Che cos'è un
Papalagi? Il nome ha un suono esotico che si arrotola sulla lingua,
potrebbe essere un frutto tropicale o forse il nome di un atollo dei
Mari del Sud. Un nome sconosciuto che evoca comunque la sua origine
non occidentale. Papalagi infatti è la parola con la quale
gli abitanti delle isole Samoa indicano l'uomo bianco. La breve nota
introduttiva del volumetto ci informa che le riflessioni in esso
contenute sono frutto di un viaggio compiuto dal capo indigeno
Tuiavii di Tiavea agli inizi del secolo in Europa. Viaggio che
lo convinse a ritenere pericoloso, e a ragione, il Papalagi per la
sopravvivenza delle altre culture e che lo indusse a mettere in
guardia la sua gente dal "fascino perverso
dell'Occidente". Apprendiamo inoltre che le considerazioni
di Tuiavii sono state raccolte e trascritte da un Papalagi in fuga
dall'Europa sconvolta dalla prima guerra mondiale, Eric Scheurmann,
un artista che fu amico di Hesse. Quindi possiamo affermare,
parafrasando Flaubert, "Papalagi c'est nous". Così
colta da irrefrenabile curiosità mi sono tuffata nella
lettura dl questo libro, Papalagi, (Stampa Alternativa, Roma
1991, L.1000), che tra l'altro ha anche il pregio di un quotidiano.

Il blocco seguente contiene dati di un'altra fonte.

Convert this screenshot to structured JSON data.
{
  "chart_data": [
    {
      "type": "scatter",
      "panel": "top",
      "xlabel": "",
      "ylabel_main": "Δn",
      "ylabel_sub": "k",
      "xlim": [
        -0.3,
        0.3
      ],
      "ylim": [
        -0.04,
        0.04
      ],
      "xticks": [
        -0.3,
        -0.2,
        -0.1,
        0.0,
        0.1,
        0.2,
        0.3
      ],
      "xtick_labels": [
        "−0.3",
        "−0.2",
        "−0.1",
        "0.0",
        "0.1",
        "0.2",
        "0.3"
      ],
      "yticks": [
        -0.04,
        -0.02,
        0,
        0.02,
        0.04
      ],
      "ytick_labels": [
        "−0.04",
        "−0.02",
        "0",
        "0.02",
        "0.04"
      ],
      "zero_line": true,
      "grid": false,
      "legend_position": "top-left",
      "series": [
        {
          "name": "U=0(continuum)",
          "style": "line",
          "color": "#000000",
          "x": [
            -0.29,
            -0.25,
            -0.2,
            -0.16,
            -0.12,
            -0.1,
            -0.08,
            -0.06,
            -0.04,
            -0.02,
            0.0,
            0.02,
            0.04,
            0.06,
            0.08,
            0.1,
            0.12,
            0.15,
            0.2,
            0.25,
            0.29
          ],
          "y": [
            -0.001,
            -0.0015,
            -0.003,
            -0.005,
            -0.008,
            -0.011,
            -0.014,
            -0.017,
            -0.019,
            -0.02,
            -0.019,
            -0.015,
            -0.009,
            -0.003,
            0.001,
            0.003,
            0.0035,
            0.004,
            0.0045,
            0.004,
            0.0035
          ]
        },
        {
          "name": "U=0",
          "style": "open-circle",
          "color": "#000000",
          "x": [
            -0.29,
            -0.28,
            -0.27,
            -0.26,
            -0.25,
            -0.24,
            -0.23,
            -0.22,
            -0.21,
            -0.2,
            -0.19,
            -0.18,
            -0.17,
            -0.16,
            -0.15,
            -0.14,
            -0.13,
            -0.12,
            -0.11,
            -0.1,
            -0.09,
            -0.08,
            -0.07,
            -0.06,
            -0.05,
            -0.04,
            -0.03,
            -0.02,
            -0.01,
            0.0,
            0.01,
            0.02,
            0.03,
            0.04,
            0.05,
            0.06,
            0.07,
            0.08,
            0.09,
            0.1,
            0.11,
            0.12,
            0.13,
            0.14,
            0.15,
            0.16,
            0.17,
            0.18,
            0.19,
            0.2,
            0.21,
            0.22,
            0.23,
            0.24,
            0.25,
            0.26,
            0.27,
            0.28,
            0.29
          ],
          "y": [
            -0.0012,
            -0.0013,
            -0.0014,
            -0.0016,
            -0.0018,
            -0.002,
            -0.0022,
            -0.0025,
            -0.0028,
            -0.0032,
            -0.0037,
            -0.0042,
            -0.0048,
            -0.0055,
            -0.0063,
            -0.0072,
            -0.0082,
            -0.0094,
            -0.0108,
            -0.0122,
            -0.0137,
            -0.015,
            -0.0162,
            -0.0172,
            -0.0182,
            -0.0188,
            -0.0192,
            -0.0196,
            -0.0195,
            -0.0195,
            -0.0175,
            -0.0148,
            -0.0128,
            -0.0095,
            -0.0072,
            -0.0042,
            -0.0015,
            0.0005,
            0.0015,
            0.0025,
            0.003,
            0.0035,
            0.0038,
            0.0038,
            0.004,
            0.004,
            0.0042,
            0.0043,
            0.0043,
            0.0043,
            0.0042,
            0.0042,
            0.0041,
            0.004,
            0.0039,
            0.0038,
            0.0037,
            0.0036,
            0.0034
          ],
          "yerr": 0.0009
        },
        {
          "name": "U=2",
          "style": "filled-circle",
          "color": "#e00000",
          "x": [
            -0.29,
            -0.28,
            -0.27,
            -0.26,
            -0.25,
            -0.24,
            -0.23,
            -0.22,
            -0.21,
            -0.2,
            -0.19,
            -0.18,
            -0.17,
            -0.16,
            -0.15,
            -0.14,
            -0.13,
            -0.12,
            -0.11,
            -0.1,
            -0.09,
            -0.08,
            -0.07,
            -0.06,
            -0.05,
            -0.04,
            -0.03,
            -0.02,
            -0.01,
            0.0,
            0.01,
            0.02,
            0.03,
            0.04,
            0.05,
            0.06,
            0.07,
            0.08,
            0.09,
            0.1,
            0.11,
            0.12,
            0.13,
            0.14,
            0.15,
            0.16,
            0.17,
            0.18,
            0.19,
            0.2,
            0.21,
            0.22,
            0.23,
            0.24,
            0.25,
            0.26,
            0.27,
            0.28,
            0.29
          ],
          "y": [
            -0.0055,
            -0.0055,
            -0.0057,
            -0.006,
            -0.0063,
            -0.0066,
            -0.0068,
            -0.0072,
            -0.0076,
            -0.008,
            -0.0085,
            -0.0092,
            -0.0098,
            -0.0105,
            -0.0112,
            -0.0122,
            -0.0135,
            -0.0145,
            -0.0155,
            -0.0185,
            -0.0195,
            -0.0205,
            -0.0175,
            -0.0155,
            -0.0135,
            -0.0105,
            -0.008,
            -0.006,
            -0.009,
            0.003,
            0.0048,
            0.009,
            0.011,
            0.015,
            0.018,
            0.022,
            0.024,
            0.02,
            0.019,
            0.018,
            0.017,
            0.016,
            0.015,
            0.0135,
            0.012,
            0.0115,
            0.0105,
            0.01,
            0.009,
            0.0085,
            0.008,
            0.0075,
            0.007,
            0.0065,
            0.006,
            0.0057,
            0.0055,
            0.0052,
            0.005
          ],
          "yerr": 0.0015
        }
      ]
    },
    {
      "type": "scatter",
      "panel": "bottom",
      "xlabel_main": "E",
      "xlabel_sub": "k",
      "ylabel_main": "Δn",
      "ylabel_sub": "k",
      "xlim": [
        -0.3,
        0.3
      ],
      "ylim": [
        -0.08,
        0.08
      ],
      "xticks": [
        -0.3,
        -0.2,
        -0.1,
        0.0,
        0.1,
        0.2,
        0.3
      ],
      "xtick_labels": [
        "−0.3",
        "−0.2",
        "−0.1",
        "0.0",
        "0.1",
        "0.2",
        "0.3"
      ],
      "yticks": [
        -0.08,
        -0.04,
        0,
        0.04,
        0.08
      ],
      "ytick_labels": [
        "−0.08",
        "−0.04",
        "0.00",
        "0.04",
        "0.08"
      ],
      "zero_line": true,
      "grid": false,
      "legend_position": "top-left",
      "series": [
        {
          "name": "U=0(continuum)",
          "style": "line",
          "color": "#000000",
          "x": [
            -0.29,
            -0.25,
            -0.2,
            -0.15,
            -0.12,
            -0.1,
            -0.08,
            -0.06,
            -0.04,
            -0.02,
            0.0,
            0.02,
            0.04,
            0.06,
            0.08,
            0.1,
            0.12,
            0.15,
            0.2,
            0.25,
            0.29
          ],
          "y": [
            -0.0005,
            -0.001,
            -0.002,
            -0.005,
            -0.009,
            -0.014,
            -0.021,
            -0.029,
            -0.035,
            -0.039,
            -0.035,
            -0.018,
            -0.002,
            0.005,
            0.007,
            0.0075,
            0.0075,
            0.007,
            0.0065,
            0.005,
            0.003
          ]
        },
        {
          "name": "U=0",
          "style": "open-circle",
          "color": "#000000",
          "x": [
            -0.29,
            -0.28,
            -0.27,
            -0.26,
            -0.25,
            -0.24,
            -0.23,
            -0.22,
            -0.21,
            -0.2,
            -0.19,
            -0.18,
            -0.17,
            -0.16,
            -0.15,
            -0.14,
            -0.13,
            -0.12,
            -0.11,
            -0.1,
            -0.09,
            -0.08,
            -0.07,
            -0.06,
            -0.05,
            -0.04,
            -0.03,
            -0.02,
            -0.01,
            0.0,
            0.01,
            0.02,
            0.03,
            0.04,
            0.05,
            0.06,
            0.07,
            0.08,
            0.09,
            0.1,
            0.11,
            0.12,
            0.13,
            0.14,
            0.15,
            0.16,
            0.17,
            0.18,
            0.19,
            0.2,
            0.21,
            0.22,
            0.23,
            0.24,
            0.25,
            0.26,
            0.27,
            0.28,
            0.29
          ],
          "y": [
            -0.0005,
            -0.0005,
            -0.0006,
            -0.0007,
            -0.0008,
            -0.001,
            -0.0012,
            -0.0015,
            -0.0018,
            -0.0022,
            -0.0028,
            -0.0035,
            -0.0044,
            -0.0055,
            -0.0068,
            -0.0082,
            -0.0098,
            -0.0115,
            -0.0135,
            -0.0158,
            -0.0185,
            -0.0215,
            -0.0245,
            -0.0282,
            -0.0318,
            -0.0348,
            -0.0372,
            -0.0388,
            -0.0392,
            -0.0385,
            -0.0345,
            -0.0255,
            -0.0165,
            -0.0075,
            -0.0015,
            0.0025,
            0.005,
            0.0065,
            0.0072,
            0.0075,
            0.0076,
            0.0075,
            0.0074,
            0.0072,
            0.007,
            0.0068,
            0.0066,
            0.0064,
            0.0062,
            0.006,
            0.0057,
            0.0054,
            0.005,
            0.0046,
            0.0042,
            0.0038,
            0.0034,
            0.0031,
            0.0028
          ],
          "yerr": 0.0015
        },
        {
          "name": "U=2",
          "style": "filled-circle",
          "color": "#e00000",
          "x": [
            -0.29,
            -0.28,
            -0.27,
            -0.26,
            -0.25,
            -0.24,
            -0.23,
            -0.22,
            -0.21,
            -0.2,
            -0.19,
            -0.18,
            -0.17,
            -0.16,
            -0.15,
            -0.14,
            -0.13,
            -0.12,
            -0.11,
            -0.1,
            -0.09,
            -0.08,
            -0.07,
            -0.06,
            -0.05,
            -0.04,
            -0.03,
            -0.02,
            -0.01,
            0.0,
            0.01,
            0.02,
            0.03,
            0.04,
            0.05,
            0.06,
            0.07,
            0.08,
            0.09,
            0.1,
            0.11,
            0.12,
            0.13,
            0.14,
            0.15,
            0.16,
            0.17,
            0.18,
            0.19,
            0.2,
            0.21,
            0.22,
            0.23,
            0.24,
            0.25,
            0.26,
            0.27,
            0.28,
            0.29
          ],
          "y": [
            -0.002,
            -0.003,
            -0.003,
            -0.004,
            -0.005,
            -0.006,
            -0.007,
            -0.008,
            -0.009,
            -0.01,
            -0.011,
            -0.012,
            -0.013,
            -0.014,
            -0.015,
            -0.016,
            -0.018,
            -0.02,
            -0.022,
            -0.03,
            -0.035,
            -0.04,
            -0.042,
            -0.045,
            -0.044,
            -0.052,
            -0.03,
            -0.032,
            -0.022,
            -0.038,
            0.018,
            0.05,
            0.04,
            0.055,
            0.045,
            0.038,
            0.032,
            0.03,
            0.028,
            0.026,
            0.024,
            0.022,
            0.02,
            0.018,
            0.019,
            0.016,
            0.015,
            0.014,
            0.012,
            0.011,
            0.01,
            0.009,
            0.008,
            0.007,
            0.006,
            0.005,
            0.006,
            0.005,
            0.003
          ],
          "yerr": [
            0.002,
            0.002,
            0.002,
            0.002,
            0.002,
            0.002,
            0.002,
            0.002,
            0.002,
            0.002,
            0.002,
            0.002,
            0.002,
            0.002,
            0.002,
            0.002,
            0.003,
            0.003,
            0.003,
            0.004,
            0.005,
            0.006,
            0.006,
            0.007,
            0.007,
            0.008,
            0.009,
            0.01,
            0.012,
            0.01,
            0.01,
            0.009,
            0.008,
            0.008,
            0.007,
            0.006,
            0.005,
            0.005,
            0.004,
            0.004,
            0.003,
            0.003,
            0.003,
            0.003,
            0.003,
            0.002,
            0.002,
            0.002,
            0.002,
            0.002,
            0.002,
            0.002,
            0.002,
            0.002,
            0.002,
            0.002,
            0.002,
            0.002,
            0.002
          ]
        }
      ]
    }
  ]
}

La sensazione immediata è stata quella di stare leggendo
la descrizione di un popolo sconosciuto, a me alieno; il Papalagi è
una creatura dalle sembianze umane che ha completamente tagliato i
suoi legami con la natura; copre il suo corpo con molti panni,
strati e strati di tessuto lo avvolgono e lascia scoperta, ma mai
interamente, solo la testa. Non dorme su una semplice stuoia
poggiata per terra ma su di un giaciglio complicato che lascia
passare l'aria al disotto, e soprattutto non vive in semplici
capanne ma in cassoni di pietra dalla struttura complicata, pieni
di fessure che lasciano entrare la luce, e di fessure che si
chiamano entrate se si sta andando dentro il cassone e uscite se
invece si sta tornando fuori. File e file di cassoni, stanno una
accanto all'altra e tra le file di cassoni spesso tutti uguali,
stanno altre fessure, le strade, che sono piene di gente frettolosa
che cammina, di carrozze (siamo all'inizio del secolo non
dimentichiamolo), di bambini urlanti, di rumori e di odori.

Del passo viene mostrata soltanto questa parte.